Those "assumptions" of authority and responsibility are precisely why Spouse and I got married. I have very few blood-relatives, none of whom I trust to make decisions for me if something happened, nor do I want Spouse to lose "rights" to something that is "mine" if we didn't do paper-work on it (such as inheritance of our house which is in my name only at this time). Also, we want to be able to share our insurance benefits, etc. and for that, you have to be a "legal relation". These are examples of "assumptions of responsibility" that are offered by secular marriage.

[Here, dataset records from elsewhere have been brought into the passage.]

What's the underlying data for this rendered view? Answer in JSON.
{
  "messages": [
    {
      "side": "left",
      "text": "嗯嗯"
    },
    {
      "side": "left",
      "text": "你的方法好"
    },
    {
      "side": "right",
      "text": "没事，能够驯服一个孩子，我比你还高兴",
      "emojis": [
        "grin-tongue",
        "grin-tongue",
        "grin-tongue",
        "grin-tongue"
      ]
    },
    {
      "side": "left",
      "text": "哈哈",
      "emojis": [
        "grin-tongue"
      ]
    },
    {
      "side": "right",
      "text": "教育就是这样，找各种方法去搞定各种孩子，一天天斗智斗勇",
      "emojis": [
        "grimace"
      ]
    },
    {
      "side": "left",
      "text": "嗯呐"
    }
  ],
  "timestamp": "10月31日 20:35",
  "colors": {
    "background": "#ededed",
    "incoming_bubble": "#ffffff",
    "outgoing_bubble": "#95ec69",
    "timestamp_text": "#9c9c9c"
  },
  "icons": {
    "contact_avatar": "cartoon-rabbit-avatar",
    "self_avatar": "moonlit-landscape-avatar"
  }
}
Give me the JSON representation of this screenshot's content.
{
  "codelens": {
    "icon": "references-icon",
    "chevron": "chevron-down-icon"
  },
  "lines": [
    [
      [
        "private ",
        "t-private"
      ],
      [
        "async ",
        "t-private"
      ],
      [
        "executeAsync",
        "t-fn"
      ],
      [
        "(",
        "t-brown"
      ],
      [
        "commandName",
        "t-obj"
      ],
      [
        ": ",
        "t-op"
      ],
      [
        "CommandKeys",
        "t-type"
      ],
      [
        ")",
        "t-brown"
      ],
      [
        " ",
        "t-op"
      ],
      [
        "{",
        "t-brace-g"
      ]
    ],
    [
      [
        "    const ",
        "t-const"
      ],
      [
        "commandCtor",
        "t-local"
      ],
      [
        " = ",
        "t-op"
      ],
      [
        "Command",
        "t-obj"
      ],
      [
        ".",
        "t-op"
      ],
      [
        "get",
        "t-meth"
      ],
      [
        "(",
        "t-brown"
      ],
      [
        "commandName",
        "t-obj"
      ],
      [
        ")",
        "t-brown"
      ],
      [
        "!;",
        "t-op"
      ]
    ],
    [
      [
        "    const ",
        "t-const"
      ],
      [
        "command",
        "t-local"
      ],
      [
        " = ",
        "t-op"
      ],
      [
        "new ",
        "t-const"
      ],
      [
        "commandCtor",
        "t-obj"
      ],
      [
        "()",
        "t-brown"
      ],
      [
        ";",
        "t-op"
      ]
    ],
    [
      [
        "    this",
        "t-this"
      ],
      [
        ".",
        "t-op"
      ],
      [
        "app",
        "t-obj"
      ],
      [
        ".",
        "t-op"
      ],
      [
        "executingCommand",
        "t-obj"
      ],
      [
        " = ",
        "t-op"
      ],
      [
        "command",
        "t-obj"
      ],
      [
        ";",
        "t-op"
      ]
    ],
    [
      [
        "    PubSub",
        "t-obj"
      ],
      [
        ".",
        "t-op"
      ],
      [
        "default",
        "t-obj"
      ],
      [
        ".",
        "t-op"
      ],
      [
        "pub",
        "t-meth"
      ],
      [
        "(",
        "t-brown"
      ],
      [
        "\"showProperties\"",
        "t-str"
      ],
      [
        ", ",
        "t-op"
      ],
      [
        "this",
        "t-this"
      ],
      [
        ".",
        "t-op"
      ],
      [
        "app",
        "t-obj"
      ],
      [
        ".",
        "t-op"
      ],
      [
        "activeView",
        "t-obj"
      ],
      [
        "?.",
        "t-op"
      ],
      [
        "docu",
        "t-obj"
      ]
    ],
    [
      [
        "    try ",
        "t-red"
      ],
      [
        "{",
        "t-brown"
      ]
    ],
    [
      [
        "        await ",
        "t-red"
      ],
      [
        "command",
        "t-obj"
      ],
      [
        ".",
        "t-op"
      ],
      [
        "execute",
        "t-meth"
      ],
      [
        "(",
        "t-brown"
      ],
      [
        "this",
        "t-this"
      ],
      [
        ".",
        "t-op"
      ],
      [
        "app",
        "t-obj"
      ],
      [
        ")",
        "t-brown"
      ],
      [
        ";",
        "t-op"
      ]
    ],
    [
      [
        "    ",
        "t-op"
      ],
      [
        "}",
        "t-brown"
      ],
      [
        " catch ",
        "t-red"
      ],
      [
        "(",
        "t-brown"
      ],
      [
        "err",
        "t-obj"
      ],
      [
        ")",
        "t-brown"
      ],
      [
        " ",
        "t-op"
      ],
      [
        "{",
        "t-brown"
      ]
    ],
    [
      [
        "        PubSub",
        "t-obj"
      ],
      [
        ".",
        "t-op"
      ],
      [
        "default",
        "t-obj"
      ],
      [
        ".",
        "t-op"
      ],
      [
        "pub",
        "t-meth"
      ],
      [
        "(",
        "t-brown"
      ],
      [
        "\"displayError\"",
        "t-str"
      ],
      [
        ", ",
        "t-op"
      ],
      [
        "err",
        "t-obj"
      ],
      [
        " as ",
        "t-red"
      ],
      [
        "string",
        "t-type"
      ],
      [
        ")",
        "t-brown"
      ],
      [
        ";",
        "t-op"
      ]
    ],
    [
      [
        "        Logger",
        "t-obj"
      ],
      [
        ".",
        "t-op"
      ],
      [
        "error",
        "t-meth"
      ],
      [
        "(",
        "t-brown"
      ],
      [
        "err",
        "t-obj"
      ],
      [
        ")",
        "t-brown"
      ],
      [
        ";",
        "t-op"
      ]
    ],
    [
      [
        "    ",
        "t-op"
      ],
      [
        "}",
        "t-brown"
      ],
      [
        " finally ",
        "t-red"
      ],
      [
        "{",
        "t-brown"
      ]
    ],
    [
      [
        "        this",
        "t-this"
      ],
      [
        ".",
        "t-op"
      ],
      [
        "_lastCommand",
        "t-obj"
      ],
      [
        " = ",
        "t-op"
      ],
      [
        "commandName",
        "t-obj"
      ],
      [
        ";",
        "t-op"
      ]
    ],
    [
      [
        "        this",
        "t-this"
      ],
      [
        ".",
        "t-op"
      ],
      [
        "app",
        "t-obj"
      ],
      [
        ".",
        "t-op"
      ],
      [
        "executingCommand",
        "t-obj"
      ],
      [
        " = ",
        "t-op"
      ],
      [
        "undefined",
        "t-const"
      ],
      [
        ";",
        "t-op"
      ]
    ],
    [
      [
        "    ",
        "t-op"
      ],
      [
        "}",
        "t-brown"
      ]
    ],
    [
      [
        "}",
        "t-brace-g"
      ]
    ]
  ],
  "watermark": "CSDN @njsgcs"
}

We do NOT, however, subscribe to the "assumption of authority" placed upon legal/secular marriage because we don't believe that marriage = ownership.
I do not understand why some folks get bent out of shape when other people, especially strangers, make "assumptions" about marriage and other personal/relationship things, because we all tend to use our own frame of reference when it comes to making sense of the world we live in. If someone makes a "wrong" assumption about why I'm married (for example, I get "why did you get married if you don't want kids?" once in a while), it simply DOES NOT THREATEN ME AT ALL. In fact, it feels ridiculous trying to explain it or justify it so those people can understand, because it suggests that their opinion has some sort of merit in my reality.
So, go ahead everybody - assume anything you want about me. I'm sitting on my butt judging you too. At the end of the shift, you go your way, I'll go mine, and I'll keep doing what I'm doing and so will you. (Not very conducive to the "poly mentality" of "ohhhh I just loooooove everyone! group hug!" I know, but there you have it. It's a wonder anyone wants to spend time with me or be my friend, isn't it? ).